Questo, però, è il passato. Nel futuro di Bassolino c’è la corsa per ritornare ad essere sindaco di Napoli. “Soltanto io – conclude – so quello che ho passato ma guardo avanti, al bene della città: ed è per rispondere all’affetto e alla spinta di tante persone che faccio e porto avanti la battaglia per Napoli“.

Bassolino in corsa, ma il Pd preferisce i cinque stelle

Intanto, il Pd napoletano sembra aver intenzione di prolungare quella “solitudine politica” lamentata da Bassolino. Dal sit-in alla Galleria Vittoria di ieri, infatti, il segretario metropolitano dei dem Marco Sarracino ha rilanciato l’alleanza con 5 stelle e Leu per le comunali di Napoli. Scelta che esclude, nella sostanza, l’appoggio del Pd all’ex Governatore, non gradito dal M5s. Uno dei nomi emersi in queste ore, infatti, sarebbe quello del Presidente della Camera Roberto Fico, grillino della prima ora, e già candidato a sindaco di Napoli nel 2011. In quella tornata, Fico ottenne l’1,38% dei voti. Ancora una volta, dunque, non sarebbe il Pd ad esprimere l’inquilino di Palazzo San Giacomo.
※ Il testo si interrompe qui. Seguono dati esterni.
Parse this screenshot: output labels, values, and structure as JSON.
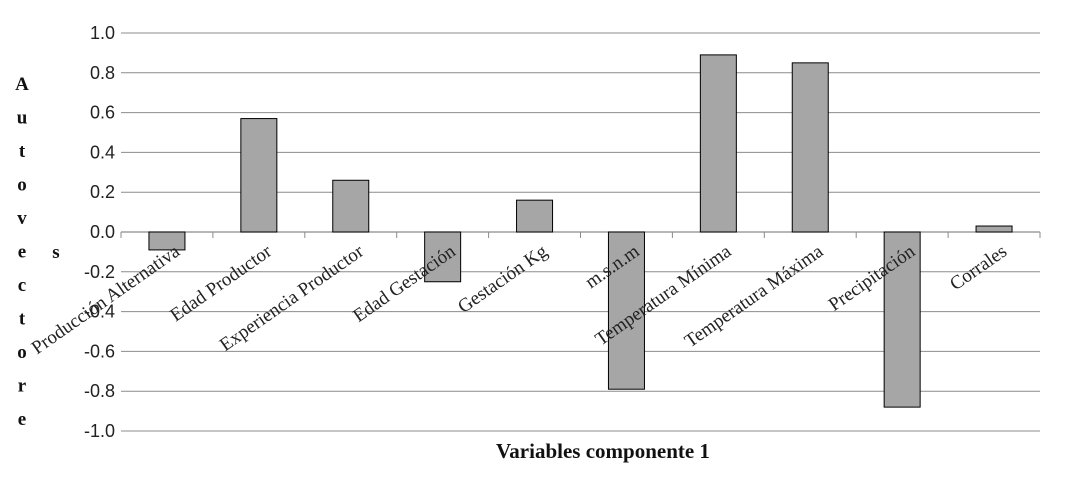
{
  "chart_data": {
    "type": "bar",
    "categories": [
      "Producción Alternativa",
      "Edad Productor",
      "Experiencia Productor",
      "Edad Gestación",
      "Gestación Kg",
      "m.s.n.m",
      "Temperatura Mínima",
      "Temperatura Máxima",
      "Precipitación",
      "Corrales"
    ],
    "values": [
      -0.09,
      0.57,
      0.26,
      -0.25,
      0.16,
      -0.79,
      0.89,
      0.85,
      -0.88,
      0.03
    ],
    "xlabel": "Variables componente 1",
    "ylabel": "Autovectores",
    "ylim": [
      -1.0,
      1.0
    ],
    "yticks": [
      "1.0",
      "0.8",
      "0.6",
      "0.4",
      "0.2",
      "0.0",
      "-0.2",
      "-0.4",
      "-0.6",
      "-0.8",
      "-1.0"
    ],
    "grid": true,
    "legend": "none",
    "colors": {
      "bar_fill": "#a6a6a6",
      "bar_stroke": "#000000",
      "grid": "#8c8c8c",
      "text": "#222222"
    }
  }
}
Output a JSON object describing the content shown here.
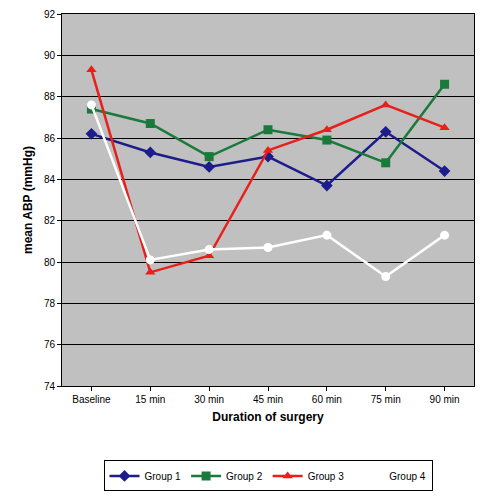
{
  "chart_data": {
    "type": "line",
    "x_label": "Duration of surgery",
    "y_label": "mean ABP (mmHg)",
    "categories": [
      "Baseline",
      "15 min",
      "30 min",
      "45 min",
      "60 min",
      "75 min",
      "90 min"
    ],
    "series": [
      {
        "name": "Group 1",
        "color": "#1c1c8c",
        "marker": "diamond",
        "values": [
          86.2,
          85.3,
          84.6,
          85.1,
          83.7,
          86.3,
          84.4
        ]
      },
      {
        "name": "Group 2",
        "color": "#1a7a3c",
        "marker": "square",
        "values": [
          87.4,
          86.7,
          85.1,
          86.4,
          85.9,
          84.8,
          88.6
        ]
      },
      {
        "name": "Group 3",
        "color": "#e8201c",
        "marker": "triangle-up",
        "values": [
          89.3,
          79.5,
          80.3,
          85.4,
          86.4,
          87.6,
          86.5
        ]
      },
      {
        "name": "Group 4",
        "color": "#ffffff",
        "marker": "circle",
        "values": [
          87.6,
          80.1,
          80.6,
          80.7,
          81.3,
          79.3,
          81.3
        ]
      }
    ],
    "ylim": [
      74,
      92
    ],
    "yticks": [
      74,
      76,
      78,
      80,
      82,
      84,
      86,
      88,
      90,
      92
    ],
    "grid": true,
    "legend": "bottom"
  }
}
La scelta definitiva, però, fa sapere la segreteria dem, arriverà al termine del percorso avviato con la coalizione. Se fosse confermata l’ipotesi Fico, sancirebbe l’inizio dell’alleanza strutturale tra Pd e M5s che vedrebbe il suo debutto proprio a Napoli. Alleanza che, però, sembra non piacere a tutti i grillini napoletani. Tra questi, Massimiliano Brambilla, consigliere in quota M5s e già candidato per il M5s a sindaco nel 2016, che commenta: “Se i Cinque stelle diventano quello che ha detto su Repubblica Luigi Di Maio, e cioè un movimento liberale, alleato del Pd, con Conte leader, a me non interessa più far parte di questo progetto. Non sarebbe più casa mia e uscirei“. Intanto Bassolino prosegue la sua corsa, per ora in “solitudine politica”. Ancora una volta.